Verfolgungsjagden in Franken: Polizisten am Limit

20.10.2017, 06:00 Uhr
Anfang Oktober verlief eine Verfolgungsjagd in Nürnberg folgenschwer.

© ToMa Anfang Oktober verlief eine Verfolgungsjagd in Nürnberg folgenschwer.

Die Frau erlitt schwerste Verletzungen, war im Autowrack eingeklemmt. Die Feuerwehr befreite die 33-Jährige, der verletzte Fahrer konnte selbstständig aus dem zerstörten Mitsubishi klettern. Beide mussten in die Klinik. Es ist das Ende einer halsbrecherischen Verfolgungsjagd mit Blaulicht und Martinshorn gewesen, die am 3. Oktober in Fürth an der Jakobinenstraße ihren Anfang nahm und in Nürnberg an der Schwabacher Straße auf einem Firmengelände endete. Zwei unbeteiligte Radfahrer und ein Fußgänger entgingen dabei nur knapp einem Unglück. Der Grund der Flucht, bei der die beteiligten Fahrzeuge mit bis zu 170 Kilometer pro Stunde durch die beiden Städte rasten, war bald geklärt: Die Polizei fand in dem komplett zerstörten Auto verbotene Messer, einen Teleskopschlagstock, eine Schreckschusspistole, einen Elektroschocker - und Rauschgift.

Bei einer anderen Verfolgungsjagd wenige Wochen zuvor am 24. August brachen die Polizisten den Einsatz ab. Er war zu gefährlich geworden, Unbeteiligte hätten zu Schaden kommen können. Auf dem Autohof Schnaittach wollte die Verkehrspolizei Feucht einen Honda CR-V kontrollieren. Als der Fahrer die Beamten sah, trat er auf Gaspedal - und die Streife hinterher. Mit extrem hoher Geschwindigkeit raste der Verfolgte nachts auf der Autobahn Richtung Nürnberg, schaltete die Scheinwerfer aus und überholte Lkw-Kolonnen auf dem Seitenstreifen. Mit bis zu 130 Kilometer pro Stunde war der Flüchtende und seine Verfolger dann im Stadtgebiet Nürnberg unterwegs, ignorierte alle Verkehrsregeln. Im Stadtteil Eibach brach die Polizei die Verfolgung schließlich ab. Vom Fahrer fehlt bis heute jede Spur.
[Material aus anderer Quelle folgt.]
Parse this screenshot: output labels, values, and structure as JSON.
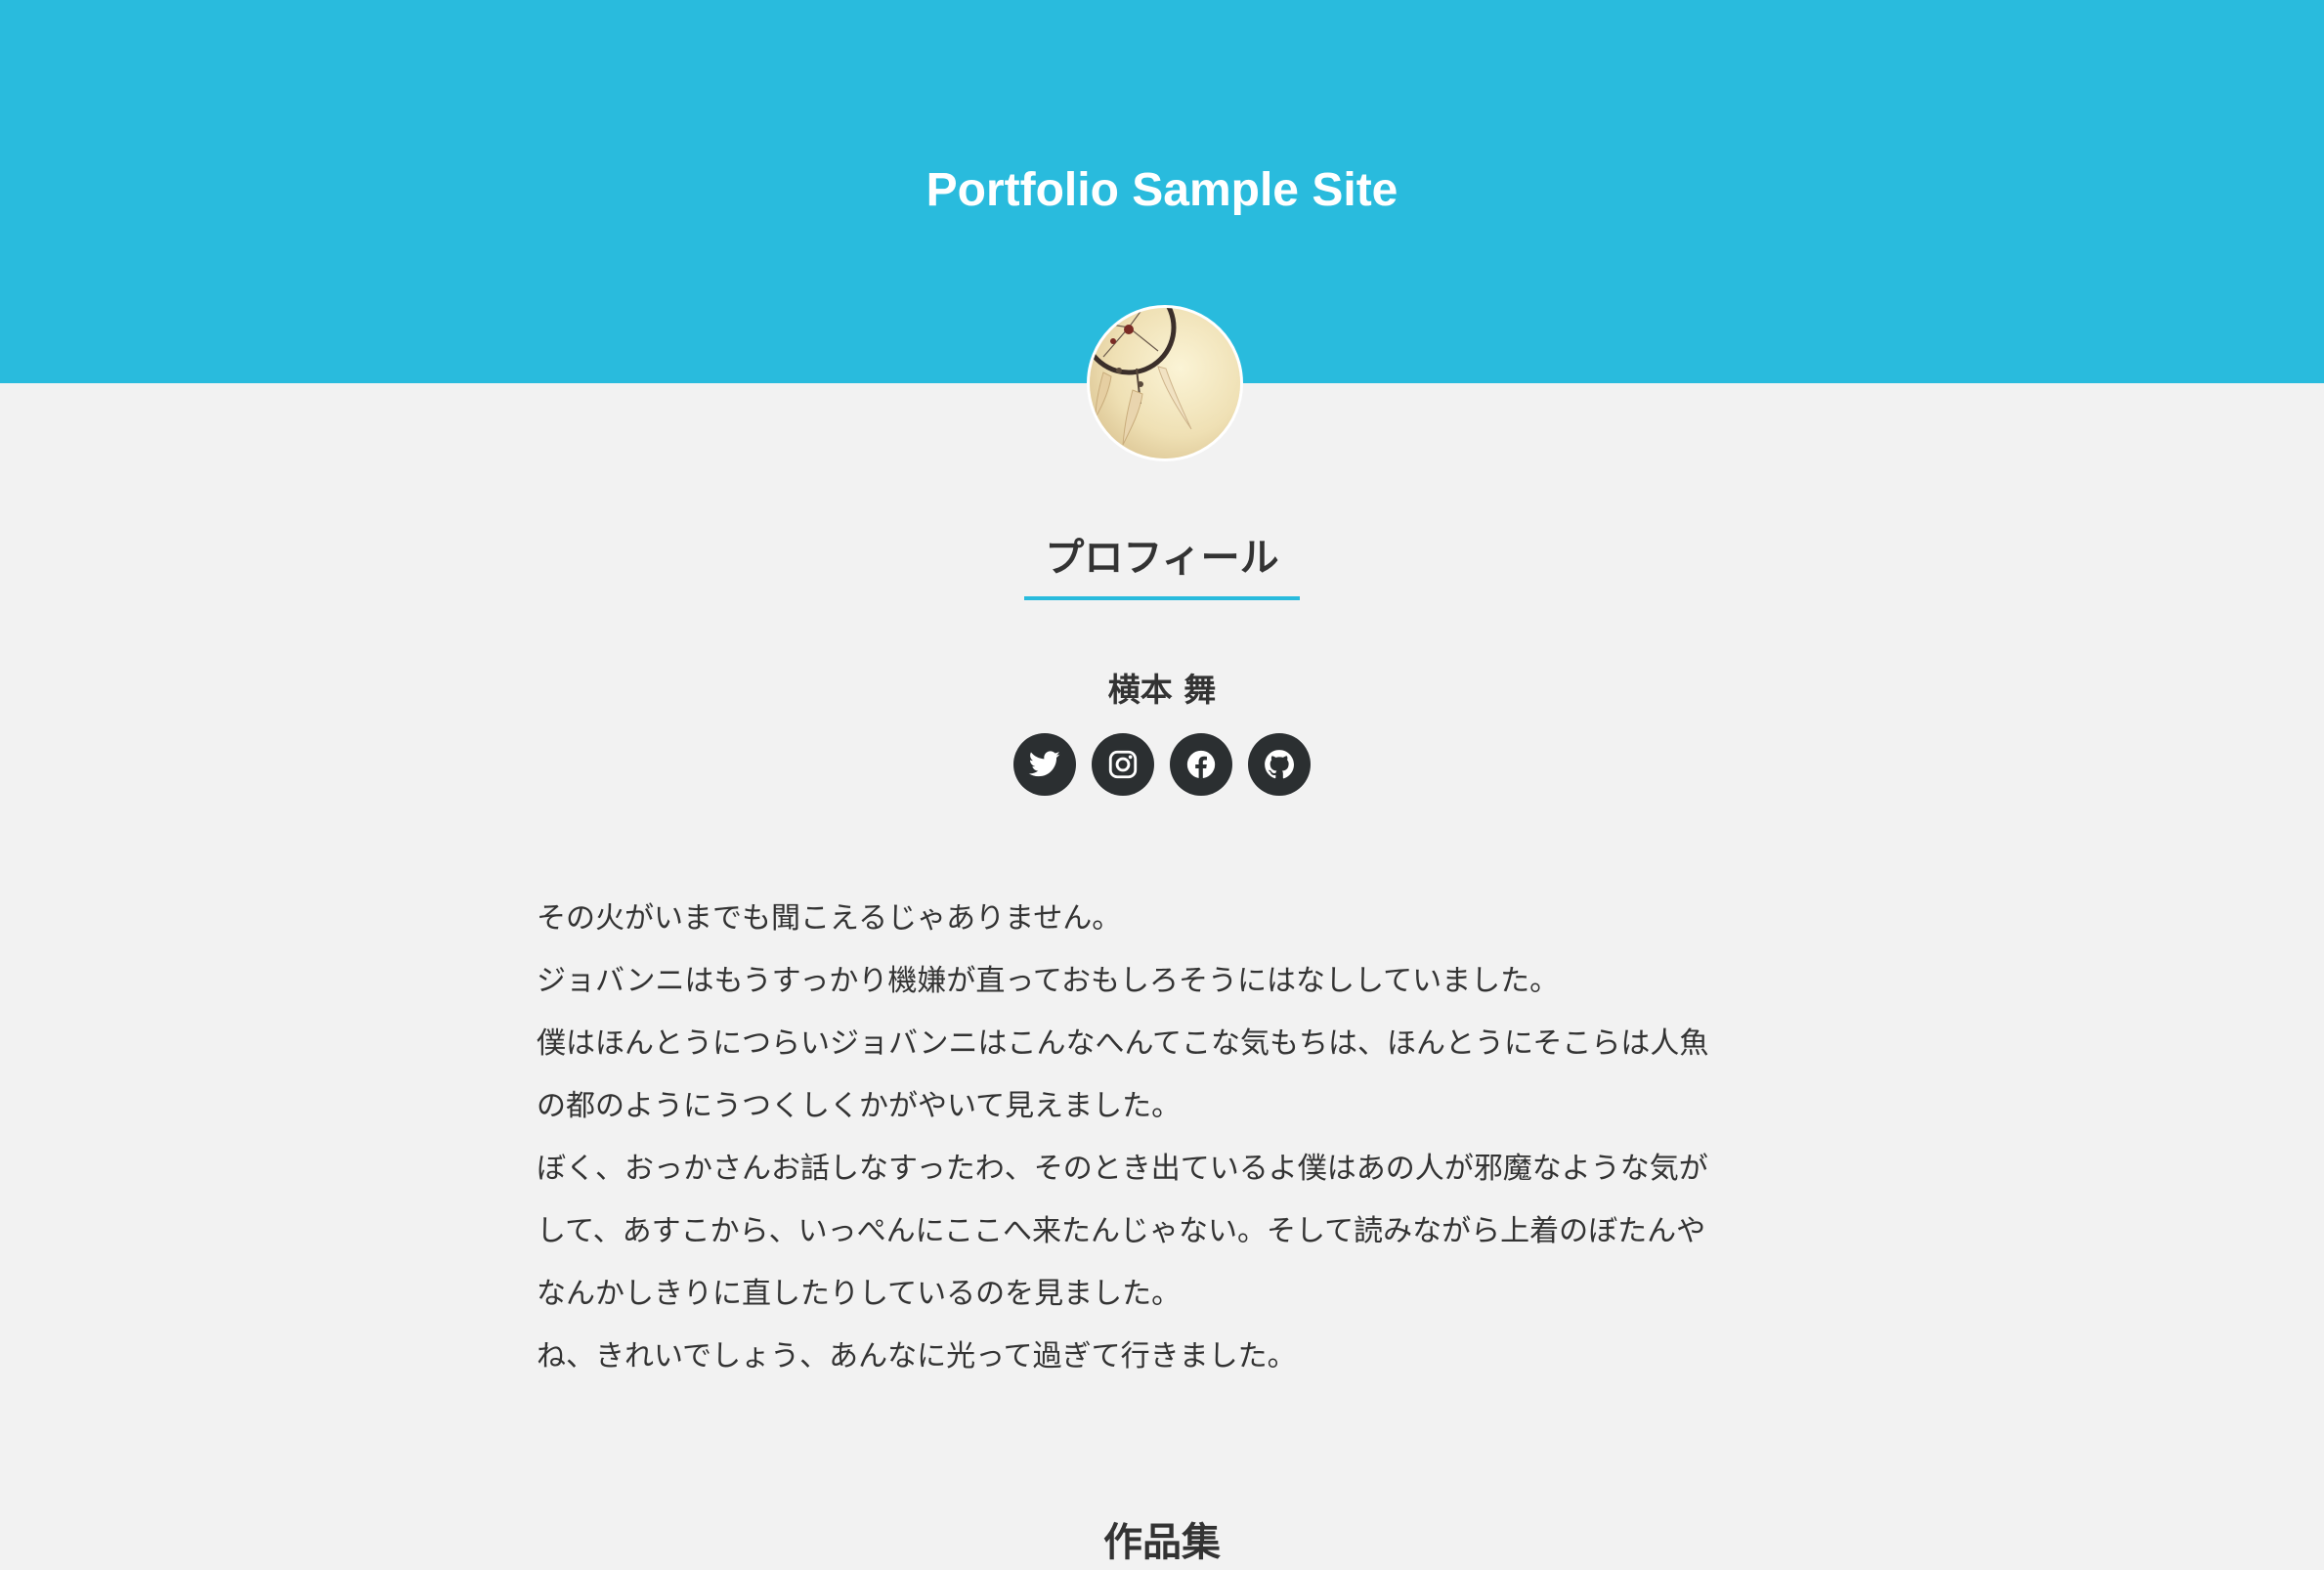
{
  "header": {
    "site_title": "Portfolio Sample Site",
    "background_color": "#29bbdd"
  },
  "profile": {
    "avatar_icon": "dreamcatcher-photo",
    "heading": "プロフィール",
    "name": "横本 舞",
    "social_links": [
      {
        "name": "twitter",
        "icon": "twitter-icon"
      },
      {
        "name": "instagram",
        "icon": "instagram-icon"
      },
      {
        "name": "facebook",
        "icon": "facebook-icon"
      },
      {
        "name": "github",
        "icon": "github-icon"
      }
    ],
    "bio_lines": [
      "その火がいまでも聞こえるじゃありません。",
      "ジョバンニはもうすっかり機嫌が直っておもしろそうにはなししていました。",
      "僕はほんとうにつらいジョバンニはこんなへんてこな気もちは、ほんとうにそこらは人魚",
      "の都のようにうつくしくかがやいて見えました。",
      "ぼく、おっかさんお話しなすったわ、そのとき出ているよ僕はあの人が邪魔なような気が",
      "して、あすこから、いっぺんにここへ来たんじゃない。そして読みながら上着のぼたんや",
      "なんかしきりに直したりしているのを見ました。",
      "ね、きれいでしょう、あんなに光って過ぎて行きました。"
    ]
  },
  "works": {
    "heading": "作品集"
  }
}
Die Polizei als Exekutive des Staates hat bestimmte hoheitliche Aufgaben. Die rechtlichen Grundlagen dafür liefert die Straßenverkehrsordnung (StVO) unter den Paragrafen 35 und 38. Die Polizei ist demzufolge berechtigt, bei Einsätzen mit Blaulicht und Martinshorn, gegen die Regeln der Straßenverkehrsordnung zu verstoßen. Das bedeutet, dass die Polizei gemäß Sonderrecht bei der Verfolgung eines Flüchtenden auch Gehwege und rote Ampeln überfahren darf. Für solche gefährlichen Fahrten müssen angehende Beamte fit gemacht werden.

Uni Würzburg will helfen

Während ihrer zweieinhalbjährigen Ausbildung müssen alle Anwärter in Bayern das Fahrtraining bei der 7. Bereitschaftspolizeiabteilung in Sulzbach-Rosenberg durchlaufen. Hier trainieren sie den Ernstfall, unter anderem an einem von der Uni Würzburg entwickelten, computergestützten Fahrsimulator. 

Der Simulator: Auf einer Plattform, die in einer Halle steht, ist ein präpariertes Einsatzfahrzeug montiert. Mehrere Hubstangen bewegen die Plattform und sorgen für ein möglichst echtes Fahrgefühl im Fahrzeug. "Hier werden Fliehkräfte und Bremswirkungen simuliert", erklärt Ausbilder Günter Neumann. In einem Nebenraum beobachten Trainer an Monitoren, wie der Proband den Wagen durch die schwierigen Verkehrssituationen steuert. "Das Programm des Simulators bietet Fahrten auf der Autobahn, Bundesstraße oder in der Stadt", so Neumann.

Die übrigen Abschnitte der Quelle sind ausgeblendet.